Aprender a combinar varias, según lo que necesito en el momento, ha sido una de las mejores decisiones. No se trata de casarse con una sola, sino de usar la que mejor resuelva cada situación.



Lo que aprendí en estos 4 años


Si tuviera que resumir todo este camino en unas cuantas ideas, serían estas:

  1. No hay que tenerle miedo. La IA no vino a reemplazarte, vino a potenciarte.
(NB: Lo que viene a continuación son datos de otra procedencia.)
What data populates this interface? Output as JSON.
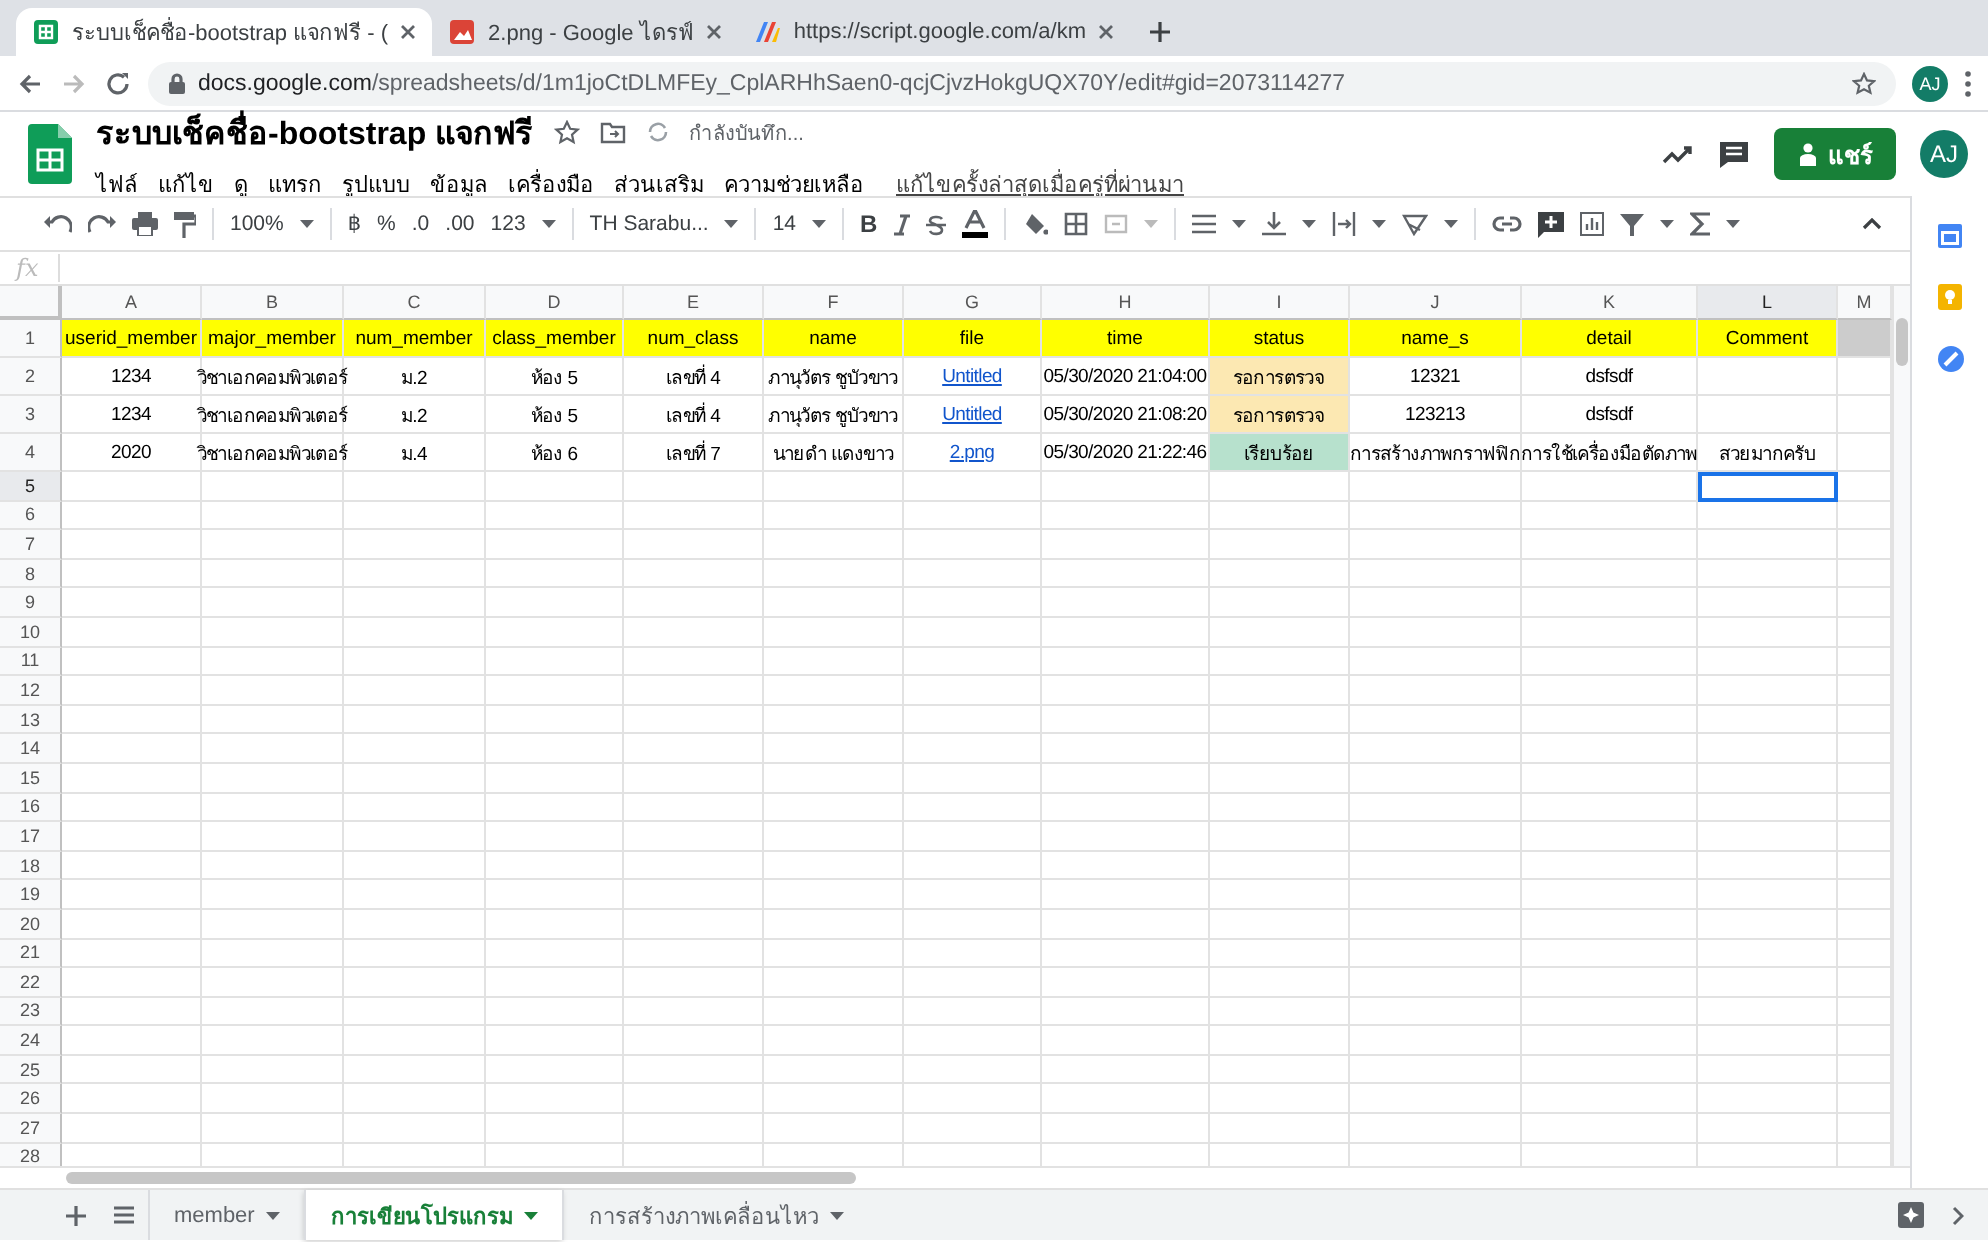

  2. Se aprende usándola. No necesitas un curso complicado para empezar; solo curiosidad y ganas de probar.

  3. Es una herramienta, no magia. Los mejores resultados llegan cuando tú aportas contexto y criterio.

  4. Ahorra tiempo, y el tiempo es lo más valioso. Ese es, para mí, su mayor regalo.



Conclusión


Cuatro años después, no me imagino mi día a día ni mis negocios sin la IA. Pasó de ser una curiosidad a convertirse en una aliada indispensable. Me ayudó a crecer, a aprender más rápido y a atreverme con cosas que antes veía imposibles.

Si tú apenas estás empezando, mi consejo es simple: pierde el miedo y empieza a probar. No necesitas ser un experto, solo dar el primer paso. Te aseguro que, como me pasó a mí, terminarás preguntándote cómo hacías las cosas antes.

Y de eso se trata este blog: de acompañarte en ese camino, contarte mis experiencias y darte las herramientas para que tú también le saques todo el provecho a la inteligencia artificial.